Hume’s “bottom line” conclusion from this analysis is skepticism: there is no certain knowledge of objective reality (“matters of fact”), only of our own ideas (“relations of ideas”). We have only probable knowledge of objective reality. Even scientific knowledge, Hume thought, was only probable, not certain, because science assumes the principle of causality, and this principle, according to Hume, is only a subjective association of ideas in our minds. Because we have seen a “constant conjunction” of birds and eggs, because we have seen eggs follow birds so often, we naturally assume that the bird is the cause of the egg. But we do not see causality itself, the causal relation itself between the bird and the egg. And we certainly do not see (with our eyes) the universal “principle of causality.” So Hume concluded that we do not really have the knowledge of objective reality that we naturally think we have.

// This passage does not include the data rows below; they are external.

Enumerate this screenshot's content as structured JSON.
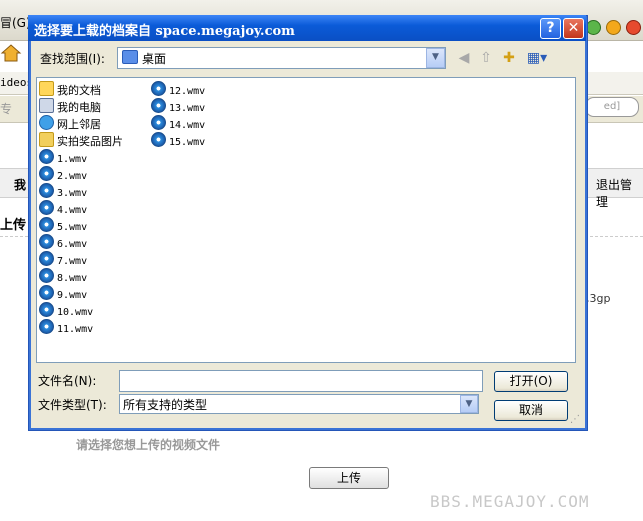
{
  "background": {
    "menu_fragment": "冒(G)",
    "address_fragment": "ideos",
    "search_fragment": "专",
    "right_search_fragment": "ed]",
    "nav_left": "我",
    "nav_right": "退出管理",
    "upload_heading": "上传",
    "format_text": ",3gp",
    "hint_text": "请选择您想上传的视频文件",
    "upload_button_label": "上传",
    "watermark": "BBS.MEGAJOY.COM"
  },
  "dialog": {
    "title": "选择要上载的档案自 space.megajoy.com",
    "help_label": "?",
    "close_label": "✕",
    "look_in_label": "查找范围(I):",
    "look_in_value": "桌面",
    "files_column1": [
      {
        "name": "我的文档",
        "icon": "my-documents-icon"
      },
      {
        "name": "我的电脑",
        "icon": "my-computer-icon"
      },
      {
        "name": "网上邻居",
        "icon": "network-places-icon"
      },
      {
        "name": "实拍奖品图片",
        "icon": "folder-icon"
      },
      {
        "name": "1.wmv",
        "icon": "wmv-file-icon"
      },
      {
        "name": "2.wmv",
        "icon": "wmv-file-icon"
      },
      {
        "name": "3.wmv",
        "icon": "wmv-file-icon"
      },
      {
        "name": "4.wmv",
        "icon": "wmv-file-icon"
      },
      {
        "name": "5.wmv",
        "icon": "wmv-file-icon"
      },
      {
        "name": "6.wmv",
        "icon": "wmv-file-icon"
      },
      {
        "name": "7.wmv",
        "icon": "wmv-file-icon"
      },
      {
        "name": "8.wmv",
        "icon": "wmv-file-icon"
      },
      {
        "name": "9.wmv",
        "icon": "wmv-file-icon"
      },
      {
        "name": "10.wmv",
        "icon": "wmv-file-icon"
      },
      {
        "name": "11.wmv",
        "icon": "wmv-file-icon"
      }
    ],
    "files_column2": [
      {
        "name": "12.wmv",
        "icon": "wmv-file-icon"
      },
      {
        "name": "13.wmv",
        "icon": "wmv-file-icon"
      },
      {
        "name": "14.wmv",
        "icon": "wmv-file-icon"
      },
      {
        "name": "15.wmv",
        "icon": "wmv-file-icon"
      }
    ],
    "filename_label": "文件名(N):",
    "filename_value": "",
    "filetype_label": "文件类型(T):",
    "filetype_value": "所有支持的类型",
    "open_label": "打开(O)",
    "cancel_label": "取消"
  }
}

We must be skeptics, if we are only Humean beings.
     Kant accepted most of Hume’s analysis but said, in effect, “I Kant accept your skeptical conclusion.” He avoided this conclusion by claiming that human knowledge does not fail to do its job because its job is not to conform to objective reality (or “things-in-themselves,” as he called it), i.e. to correspond to it or copy it. Rather, knowledge constructs or forms reality as an artist constructs or forms a work of art. The knowing subject determines the known object rather than vice versa. Human knowledge does its job very well, but its job is not to learn what is, but to make what is, to form it and structure it and impose meanings on it. (Kant distinguished three such levels of imposed meanings: the two “forms of apperception”: time and space; twelve abstract logical “categories” such as causality, necessity, and relation; and the three “ideas of pure reason”: God, self, and world.) Thus the world of experience is formed by our knowing it rather than our knowledge being formed by the world. Kant called this idea his “Copernican Revolution in philosophy.” It is sometimes called “epistemological idealism” or “Kantian idealism,” to distinguish it from epistemological realism.
     (“Epistemology” is that division of philosophy which studies human knowing. The term “epistemological idealism” is sometimes is used in a different way, to mean the belief that ideas rather than objective reality are the objects of our knowledge; in that sense, Locke and Hume are epistemological idealists too. But if we use “epistemological idealism” to mean the belief that the human idea (or knowing, or consciousness) determines its object rather than being determined by it, then Kant is the first epistemological idealist.)
     The “bottom line” for logic is that if you agree with either Hume or Kant, logic becomes the mere manipulation of our symbols, not the principles for a true orderly knowledge of an ordered world. For instance, according to epistemological idealism, general “categories” like “relation” or “quality” or “cause” or “time” are only mental classifications we make, not real features of the world that we discover.
     In such a logic, “genus” and “species” mean something very different than in Aristotelian logic: they mean only any larger class and smaller sub-class that we mentally construct. But for Aristotle a “genus” is the general or common part of a thing’s real essential nature (e.g. “animal” is man’s genus), and a “species” is the whole essence (e.g. “rational animal” is man’s species). (See Chapter III, Sections 2 and 3.)
     Another place where modern symbolic logic merely manipulates mental symbols while traditional Aristotelian logic expresses insight into objective reality is the interpretation of a conditional (or “hypothetical”) proposition such as “If it rains, I will get wet.” Aristotelian logic, like common sense, interprets this proposition as an insight into real causality: the rain causes me to get wet. I am predicting the effect from the cause. But symbolic logic does not allow this commonsensical, realistic interpretation. It is skeptical of the “naïve” assumption of epistemological realism, that we can know real things like real causality; and this produces the radically anti-commonsensical (or, as they say so euphemistically, “counter-intuitive”) “problem of material implication” (see page 23).
     Besides epistemological realism, Aristotelian logic also implicitly assumes metaphysical realism. (Metaphysics is that division of philosophy which investigates what reality is; epistemology is that division of philosophy which investigates what knowing is.) Epistemological realism contends that the object of intelligence is reality. Metaphysical realism contends that reality is intelligible; that it includes a real order; that when we say “man is a rational animal,” e.g., we are not imposing an order on a reality that is really random or chaotic or unknowable; that we are expressing our discovery of order, not our creation of order; that “categories” like “man” or “animal” or “thing” or “attribute” are taken from reality into our language and thought, not imposed on reality from our language and thought. 
     Metaphysical realism naturally goes with epistemological realism. Technically, metaphysical realism is the belief that universal concepts correspond to reality; that things really have common natures;...